This small chert one-shouldered bifacial knife is from Egypt. The artefact was recovered in the 1920s from an undated surface site on the Fayum Oasis, about 100 km southwest of Cairo. It is broadly similar to one-shouldered bifaces recovered from the Predynastic (Badarian culture) settlement at Hemamieh, and may date to ca. 6000-6400 BP. Bifacial knives emerge earlier in the Egyptian Western Desert (e.g., Farafra Oasis) and Fayum A period, by ca. 8000 BP, and this technological innovation likely diffused from there into the Nile Valley.

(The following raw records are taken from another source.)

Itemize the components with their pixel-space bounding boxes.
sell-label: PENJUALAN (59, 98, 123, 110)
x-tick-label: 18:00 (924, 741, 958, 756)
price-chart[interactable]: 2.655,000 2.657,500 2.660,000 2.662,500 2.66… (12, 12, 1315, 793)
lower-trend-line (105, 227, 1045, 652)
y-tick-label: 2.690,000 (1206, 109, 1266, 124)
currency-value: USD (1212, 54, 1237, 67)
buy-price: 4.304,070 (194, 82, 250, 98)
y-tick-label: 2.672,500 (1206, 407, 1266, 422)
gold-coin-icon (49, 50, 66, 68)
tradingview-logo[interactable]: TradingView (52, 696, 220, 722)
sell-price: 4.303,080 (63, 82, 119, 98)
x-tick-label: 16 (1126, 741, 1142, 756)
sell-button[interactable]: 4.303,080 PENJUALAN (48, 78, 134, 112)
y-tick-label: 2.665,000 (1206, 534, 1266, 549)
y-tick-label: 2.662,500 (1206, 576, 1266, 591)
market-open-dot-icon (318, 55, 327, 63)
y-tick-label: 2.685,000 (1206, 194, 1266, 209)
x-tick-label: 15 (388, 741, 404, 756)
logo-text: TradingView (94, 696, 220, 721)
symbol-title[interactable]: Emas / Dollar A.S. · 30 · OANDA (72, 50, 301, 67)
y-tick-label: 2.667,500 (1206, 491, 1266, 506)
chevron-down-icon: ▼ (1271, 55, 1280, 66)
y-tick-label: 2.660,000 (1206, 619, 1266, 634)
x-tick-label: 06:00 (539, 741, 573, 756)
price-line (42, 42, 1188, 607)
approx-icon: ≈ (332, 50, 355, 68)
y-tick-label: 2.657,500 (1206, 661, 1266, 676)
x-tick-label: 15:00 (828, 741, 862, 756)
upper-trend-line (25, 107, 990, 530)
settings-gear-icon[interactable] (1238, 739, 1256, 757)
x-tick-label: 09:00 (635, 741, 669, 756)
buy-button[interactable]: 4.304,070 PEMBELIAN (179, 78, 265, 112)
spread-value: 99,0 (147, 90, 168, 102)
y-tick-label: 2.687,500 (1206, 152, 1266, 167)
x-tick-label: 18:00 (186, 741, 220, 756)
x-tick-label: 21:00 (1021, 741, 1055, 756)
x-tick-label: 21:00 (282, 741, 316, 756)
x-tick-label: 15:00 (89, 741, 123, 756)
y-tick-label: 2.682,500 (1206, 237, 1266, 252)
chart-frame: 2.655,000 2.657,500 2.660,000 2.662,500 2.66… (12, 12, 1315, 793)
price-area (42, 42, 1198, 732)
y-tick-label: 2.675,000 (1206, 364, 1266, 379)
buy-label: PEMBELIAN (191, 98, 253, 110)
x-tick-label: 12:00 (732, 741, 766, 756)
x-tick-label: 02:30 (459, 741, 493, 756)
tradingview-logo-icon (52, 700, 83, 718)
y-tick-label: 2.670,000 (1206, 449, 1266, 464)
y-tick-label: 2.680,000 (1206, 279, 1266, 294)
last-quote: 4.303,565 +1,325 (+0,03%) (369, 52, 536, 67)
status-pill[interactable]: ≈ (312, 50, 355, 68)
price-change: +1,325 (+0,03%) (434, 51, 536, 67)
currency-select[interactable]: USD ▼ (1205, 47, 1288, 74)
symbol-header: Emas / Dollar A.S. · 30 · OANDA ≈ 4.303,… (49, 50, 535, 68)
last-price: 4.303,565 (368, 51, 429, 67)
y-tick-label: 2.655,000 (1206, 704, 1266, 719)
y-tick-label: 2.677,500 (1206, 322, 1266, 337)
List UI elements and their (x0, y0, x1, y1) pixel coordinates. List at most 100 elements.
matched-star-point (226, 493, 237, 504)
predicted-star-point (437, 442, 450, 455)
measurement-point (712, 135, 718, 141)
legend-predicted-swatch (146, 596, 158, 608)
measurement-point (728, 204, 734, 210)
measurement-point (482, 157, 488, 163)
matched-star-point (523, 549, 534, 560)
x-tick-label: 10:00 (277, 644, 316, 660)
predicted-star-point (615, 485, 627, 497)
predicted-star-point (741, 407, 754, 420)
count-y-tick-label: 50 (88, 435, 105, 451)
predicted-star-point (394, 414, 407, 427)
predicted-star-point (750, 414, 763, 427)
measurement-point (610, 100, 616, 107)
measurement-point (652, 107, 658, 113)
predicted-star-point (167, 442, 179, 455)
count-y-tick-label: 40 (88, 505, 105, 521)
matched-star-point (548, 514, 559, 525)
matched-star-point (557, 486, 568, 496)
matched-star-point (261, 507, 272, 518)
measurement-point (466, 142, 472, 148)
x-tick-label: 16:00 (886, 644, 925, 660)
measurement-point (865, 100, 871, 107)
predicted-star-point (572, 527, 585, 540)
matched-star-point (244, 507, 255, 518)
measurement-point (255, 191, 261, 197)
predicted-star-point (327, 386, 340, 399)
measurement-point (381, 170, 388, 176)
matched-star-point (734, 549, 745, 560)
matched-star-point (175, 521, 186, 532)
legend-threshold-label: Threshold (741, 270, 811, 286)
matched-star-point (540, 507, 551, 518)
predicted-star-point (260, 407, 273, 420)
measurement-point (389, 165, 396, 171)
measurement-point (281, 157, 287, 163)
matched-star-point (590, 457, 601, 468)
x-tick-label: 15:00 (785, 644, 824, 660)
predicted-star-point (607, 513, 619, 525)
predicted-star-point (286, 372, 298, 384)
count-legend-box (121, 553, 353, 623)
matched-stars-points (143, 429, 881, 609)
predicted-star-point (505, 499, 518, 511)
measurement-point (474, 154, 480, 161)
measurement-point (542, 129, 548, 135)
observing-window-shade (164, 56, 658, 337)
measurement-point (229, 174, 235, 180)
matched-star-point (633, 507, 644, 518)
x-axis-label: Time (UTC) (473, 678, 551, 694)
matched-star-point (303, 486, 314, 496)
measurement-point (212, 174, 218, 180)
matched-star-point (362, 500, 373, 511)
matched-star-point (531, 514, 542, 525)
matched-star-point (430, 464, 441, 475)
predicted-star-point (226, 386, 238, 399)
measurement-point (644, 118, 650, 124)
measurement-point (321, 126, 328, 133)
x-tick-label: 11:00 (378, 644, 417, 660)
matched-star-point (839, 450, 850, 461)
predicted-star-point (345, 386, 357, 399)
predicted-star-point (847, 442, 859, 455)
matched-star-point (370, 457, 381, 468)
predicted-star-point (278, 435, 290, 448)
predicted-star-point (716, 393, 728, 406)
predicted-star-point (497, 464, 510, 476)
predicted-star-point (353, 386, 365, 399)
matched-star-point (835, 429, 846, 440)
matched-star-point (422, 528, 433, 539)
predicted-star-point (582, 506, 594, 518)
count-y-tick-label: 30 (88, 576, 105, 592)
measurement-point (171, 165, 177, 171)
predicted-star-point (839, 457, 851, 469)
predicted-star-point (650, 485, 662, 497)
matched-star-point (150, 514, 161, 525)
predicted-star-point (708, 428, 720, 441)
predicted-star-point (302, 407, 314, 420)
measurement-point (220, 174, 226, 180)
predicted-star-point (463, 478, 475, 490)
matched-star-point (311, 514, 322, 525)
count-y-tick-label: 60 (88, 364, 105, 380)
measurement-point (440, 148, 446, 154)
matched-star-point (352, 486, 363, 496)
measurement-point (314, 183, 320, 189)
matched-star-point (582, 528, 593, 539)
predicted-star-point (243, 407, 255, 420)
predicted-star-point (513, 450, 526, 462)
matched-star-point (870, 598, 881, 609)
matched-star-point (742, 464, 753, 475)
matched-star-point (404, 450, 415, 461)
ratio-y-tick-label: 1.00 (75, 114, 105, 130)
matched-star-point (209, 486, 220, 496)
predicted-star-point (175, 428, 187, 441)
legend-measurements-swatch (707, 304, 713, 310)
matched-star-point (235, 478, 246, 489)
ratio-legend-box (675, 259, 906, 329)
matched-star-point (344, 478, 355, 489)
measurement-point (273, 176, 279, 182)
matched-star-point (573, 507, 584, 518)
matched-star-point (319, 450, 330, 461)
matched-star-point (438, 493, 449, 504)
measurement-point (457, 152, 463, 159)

This bifacial knife has well-executed diagonal pressure flaking, with broad percussion-flaking scars also visible on one face. The angle of the pressure flakes is from lower-left to upper-right, which is opposite to that often seen in diagonal pressure flaking elsewhere in the world. It was likely resharpened many times before being lost or discarded. Expert pressure flaking was seen on many tool types in Neolithic and Predynastic Egypt, and prestige knives from the Predynastic period show some of the highest levels of flintknapping skill ever achieved.
The artefact was part of the collections made by the famous archaeologist Gertrude Caton-Thompson from the Fayum Oasis from 1924-1928. At the time, the artefacts were transported to the Antiquities Service in Cairo for official division. From there, assemblages of stone tools were sent to organisations in the United Kingdom, and subdivided into smaller lots that were sent to subscribers around the world. This is how archaeological finds in Egypt were redistributed to museums worldwide. The Fayum stone tools were eventually distributed to 30 institutions in 8 countries, with most retained by the Petrie Museum of Egyptian Archaeology, University College London. The tool in this model was deaccessioned from one of the collections sent to North America.